22 e 23 de Novembro de 2005


Dia 22 (3.ª feira):
-         09h30: Sessão de Abertura.

-         10h00:  Conferência de abertura, pelo Prof. Doutor Agostinho 
Ramalho Marques Neto (Psicanalista e Professor de Filosofia do Direito e 
Filosofia Política, Universidade de São Luís do Maranhão, Brasil): 
“Identidade e Cidadania”.
-         Debate.

-         15h00: Mesa-Redonda sobre “Cidadanias”. Moderadora: Prof.ª 
Doutora Maria Manuela Tavares Ribeiro (Grupo de História da Faculdade de 
Letras da Universidade de Coimbra, Directora do Mestrado em Estudos Europeus).
-Prof.ª Doutora Anna Krasteva (Directora do Departamento de Ciência 
Política da Universidade Nova da Bulgária);
-Prof. Doutor Paul Alliès (Director do Departamento de Ciência Política da 
Universidade de Montpellier I, Director da revista “Pôle Sud”);
-Prof. Doutor George Contogeorgis (Departamento de Ciência Política da 
Universidade Panteion, de Atenas).
Obs: intervenções em francês, com tradução simultânea.

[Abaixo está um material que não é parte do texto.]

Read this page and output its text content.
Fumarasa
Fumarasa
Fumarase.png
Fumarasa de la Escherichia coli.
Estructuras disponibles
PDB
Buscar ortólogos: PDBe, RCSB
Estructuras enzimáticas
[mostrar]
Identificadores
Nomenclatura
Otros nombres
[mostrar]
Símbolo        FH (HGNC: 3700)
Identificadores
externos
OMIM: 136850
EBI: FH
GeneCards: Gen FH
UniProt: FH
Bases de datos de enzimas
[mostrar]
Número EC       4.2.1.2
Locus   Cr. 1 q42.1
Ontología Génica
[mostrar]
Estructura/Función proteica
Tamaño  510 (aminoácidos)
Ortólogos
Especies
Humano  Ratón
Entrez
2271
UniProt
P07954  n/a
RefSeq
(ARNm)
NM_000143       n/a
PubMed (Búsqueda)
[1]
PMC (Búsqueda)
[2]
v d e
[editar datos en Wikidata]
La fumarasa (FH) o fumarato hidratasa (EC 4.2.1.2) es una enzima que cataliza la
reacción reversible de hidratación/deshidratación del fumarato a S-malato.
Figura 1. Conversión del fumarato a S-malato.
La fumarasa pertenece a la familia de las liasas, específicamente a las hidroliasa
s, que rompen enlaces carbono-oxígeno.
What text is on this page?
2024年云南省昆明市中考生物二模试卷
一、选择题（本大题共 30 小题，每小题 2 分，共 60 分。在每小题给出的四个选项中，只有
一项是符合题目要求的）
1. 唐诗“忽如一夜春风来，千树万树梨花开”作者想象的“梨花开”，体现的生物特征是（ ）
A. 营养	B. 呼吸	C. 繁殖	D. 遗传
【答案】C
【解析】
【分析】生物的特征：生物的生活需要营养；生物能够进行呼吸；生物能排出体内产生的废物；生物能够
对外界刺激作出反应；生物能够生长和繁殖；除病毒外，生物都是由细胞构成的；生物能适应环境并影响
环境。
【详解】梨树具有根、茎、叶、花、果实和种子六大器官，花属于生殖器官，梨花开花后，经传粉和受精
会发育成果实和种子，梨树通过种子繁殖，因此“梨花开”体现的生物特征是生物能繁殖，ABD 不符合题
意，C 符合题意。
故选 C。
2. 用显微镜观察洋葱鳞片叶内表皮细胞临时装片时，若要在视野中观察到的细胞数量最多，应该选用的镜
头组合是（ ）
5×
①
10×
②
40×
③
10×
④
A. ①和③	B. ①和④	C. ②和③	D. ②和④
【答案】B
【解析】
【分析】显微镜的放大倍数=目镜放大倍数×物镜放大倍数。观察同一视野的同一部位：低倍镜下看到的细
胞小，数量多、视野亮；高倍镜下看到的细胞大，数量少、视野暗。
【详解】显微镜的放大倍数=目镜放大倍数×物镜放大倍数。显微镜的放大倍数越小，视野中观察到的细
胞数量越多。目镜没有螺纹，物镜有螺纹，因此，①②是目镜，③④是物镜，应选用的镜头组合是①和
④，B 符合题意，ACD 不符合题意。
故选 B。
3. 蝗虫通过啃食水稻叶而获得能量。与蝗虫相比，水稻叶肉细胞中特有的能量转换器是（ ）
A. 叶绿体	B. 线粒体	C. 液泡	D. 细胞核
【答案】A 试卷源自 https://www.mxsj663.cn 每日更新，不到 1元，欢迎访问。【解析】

-         21h30 (Biblioteca Joanina): Filipa Lã e Francisco Monteiro - 
recital de canto e piano, . Repertório de música mediterrânica.

Dia 23 (4.ª feira):
-         09h30: Mesa-Redonda sobre “Nacionalismos”. Moderador: Prof. 
Doutor Fernando Catroga (Grupo de História da Faculdade de Letras da 
Universidade de Coimbra).
-Prof. Doutor José Álvarez Junco (Faculdade de Ciências Políticas e 
Sociologia da Universidade Complutense de Madrid, Director-Geral do Centro 
de Estudos Políticos e Constitucionais e Conselheiro NATO do Conselho de 
Estado);
-Prof. Doutor José Ignacio Lacasta-Zabalza (Professor de Filosofia do 
Direito e de Teoria do Direito da Universidade de Saragoça);
-Prof. Doutor José Manuel Sobral (Investigador do Instituto de Ciências 
Sociais da Universidade de Lisboa e Presidente da Associação Portuguesa de 
Antropologia).
Obs: intervenções em português e em espanhol.

-         15h00: Conferência de encerramento pelo Prof. Doutor Joaquim 
Gomes Canotilho (Faculdade de Direito da Universidade de Coimbra).

-         Encerramento.

  Entrada Livre.
Organização: Reitoria da Universidade de Coimbra.
Secretariado: Pró-Reitor para a Cultura (239-859-814 / 
<mailto:prcultura at ci.uc.pt>prcultura at ci.uc.pt).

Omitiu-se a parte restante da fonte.